When we initially encounter a student, we lack any prior information, so we set the context as \(\theta _{0}=0\). At each time step, we update the context of a student with IRT \(\theta _{t+1}= \theta _{t}+K\left (o_{t}-p_{t}\right )\) where \(o_t\) is the binary outcome, i.e. 1 if the answer is correct, 0 otherwise, and \(p_{t}\) is the probability that they got the answer correct according to IRT, that is \(p_{t}=\operatorname {Pr}\left (O=1 \mid \theta _{t}, a_{t}\right )=\sigma \left (\theta _{t}-a_{t}\right )\). We can see that if students get a question correct, then \(\theta \) increases; if they fail, \(\theta \) decreases. If the initial estimation of IRT was far away, i.e., \(\left |p_{t}-o_{t}\right |\) is high, then the context will change a lot.

As stated earlier, our objective is to ask harder questions while making sure that students will solve them. In order to do so, we define the reward for a context \(\theta \) and action \(a\) as \(R\left (\theta , a_{t}, o_{t}\right )=d_{a_{t}} \times o_{t}\). Therefore, a question answered incorrectly will have a reward of 0 no matter its difficulty (we assume here that difficulty values are shifted so that they are always positive). Our early results have shown that the learned policies had better average reward than the baseline, i.e., existing teaching strategies. As we expected, the model-free estimator has shown great variance due to the limited quantity of data, but it has also led to more interesting and visualizable policies. This work will be available as a preprint at the time of the conference.

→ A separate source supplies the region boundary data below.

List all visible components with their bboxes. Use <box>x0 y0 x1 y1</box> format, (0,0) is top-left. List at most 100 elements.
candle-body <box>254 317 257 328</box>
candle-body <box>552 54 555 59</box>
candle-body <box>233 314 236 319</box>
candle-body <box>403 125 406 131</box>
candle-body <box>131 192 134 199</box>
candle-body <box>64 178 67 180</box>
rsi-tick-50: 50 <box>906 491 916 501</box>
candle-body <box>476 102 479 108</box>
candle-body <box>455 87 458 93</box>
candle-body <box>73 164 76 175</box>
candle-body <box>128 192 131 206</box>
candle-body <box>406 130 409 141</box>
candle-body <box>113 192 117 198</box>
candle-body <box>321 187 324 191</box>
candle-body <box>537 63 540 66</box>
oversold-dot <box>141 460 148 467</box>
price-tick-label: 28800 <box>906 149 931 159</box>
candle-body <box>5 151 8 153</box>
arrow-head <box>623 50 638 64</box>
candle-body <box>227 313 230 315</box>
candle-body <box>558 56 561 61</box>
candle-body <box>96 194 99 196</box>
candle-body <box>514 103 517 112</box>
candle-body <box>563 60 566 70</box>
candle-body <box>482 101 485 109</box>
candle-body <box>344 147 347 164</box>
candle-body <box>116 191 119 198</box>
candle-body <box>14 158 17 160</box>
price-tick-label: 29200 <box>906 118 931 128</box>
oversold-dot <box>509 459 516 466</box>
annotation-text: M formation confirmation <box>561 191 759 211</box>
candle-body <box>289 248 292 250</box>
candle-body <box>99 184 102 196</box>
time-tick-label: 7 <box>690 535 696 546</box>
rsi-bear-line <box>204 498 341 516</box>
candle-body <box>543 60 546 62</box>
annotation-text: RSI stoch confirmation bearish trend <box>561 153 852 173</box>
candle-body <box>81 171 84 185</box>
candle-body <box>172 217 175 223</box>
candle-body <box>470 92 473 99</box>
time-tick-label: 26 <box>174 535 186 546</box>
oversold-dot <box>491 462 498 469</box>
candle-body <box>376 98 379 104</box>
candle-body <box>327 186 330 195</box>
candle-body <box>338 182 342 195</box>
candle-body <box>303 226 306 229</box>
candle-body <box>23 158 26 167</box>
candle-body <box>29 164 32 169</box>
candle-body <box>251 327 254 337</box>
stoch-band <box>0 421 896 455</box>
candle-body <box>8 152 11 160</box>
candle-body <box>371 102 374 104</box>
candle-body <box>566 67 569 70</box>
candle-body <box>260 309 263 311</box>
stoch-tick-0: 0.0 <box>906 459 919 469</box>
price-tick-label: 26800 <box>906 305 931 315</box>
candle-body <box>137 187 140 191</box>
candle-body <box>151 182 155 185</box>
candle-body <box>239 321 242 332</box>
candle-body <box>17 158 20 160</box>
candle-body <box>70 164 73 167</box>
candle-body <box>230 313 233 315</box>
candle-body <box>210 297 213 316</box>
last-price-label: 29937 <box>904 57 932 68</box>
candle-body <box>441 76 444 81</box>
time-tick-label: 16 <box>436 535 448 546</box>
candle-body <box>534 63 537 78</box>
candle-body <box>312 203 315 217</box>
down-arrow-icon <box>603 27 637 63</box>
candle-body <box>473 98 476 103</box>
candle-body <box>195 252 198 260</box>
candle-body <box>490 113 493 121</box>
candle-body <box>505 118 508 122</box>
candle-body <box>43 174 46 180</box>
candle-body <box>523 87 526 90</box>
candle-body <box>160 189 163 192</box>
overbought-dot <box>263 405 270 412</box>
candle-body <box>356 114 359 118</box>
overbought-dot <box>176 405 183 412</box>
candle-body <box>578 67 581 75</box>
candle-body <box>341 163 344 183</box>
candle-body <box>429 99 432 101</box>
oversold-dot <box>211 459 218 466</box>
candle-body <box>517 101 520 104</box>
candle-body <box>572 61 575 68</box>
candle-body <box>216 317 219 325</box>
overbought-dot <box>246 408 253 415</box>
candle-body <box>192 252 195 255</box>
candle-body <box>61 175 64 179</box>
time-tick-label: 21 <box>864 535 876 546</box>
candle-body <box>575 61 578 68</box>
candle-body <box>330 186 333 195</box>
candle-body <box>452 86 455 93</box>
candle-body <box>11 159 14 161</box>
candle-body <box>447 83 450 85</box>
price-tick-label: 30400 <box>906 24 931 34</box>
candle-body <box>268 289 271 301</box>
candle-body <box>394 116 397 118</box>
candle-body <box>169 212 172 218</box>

5. CONTRIBUTIONS AND IMPACT

So far, we have been focusing on performing offline RL experiments (RQ2 & RQ3), but we also plan to possibly conduct experiments on real students. Studying cognitive models may consistently lead to better student models that can be used in the knowledge-tracing community (RQ1).

One aim of this thesis is to define a relevant RL framework in an educational setting. The choice of the reward (RQ2) or the state-action space structure will lead to the creation of different RL environments that can benefit both the RL community for benchmarking algorithms and the EDM community for understanding thought processes.

Finally, personalized exercise generation tailored to students has been a key goal in the EDM community. One focus of this thesis is to reason at the item template level and manipulate structures of items in order to generate multiple variants of items without relying on too large sources of educational data.

The challenges associated with the application of RL in educational settings serve to address several open issues within the RL community. These include concerns regarding sample efficiency, managing continuous time dynamics (due to the irregular intervals at which students respond to exercises), and navigating within a continuous action space of items. These issues will also form a focal point of investigation in my thesis, with the aim of offering theoretical contributions to the field.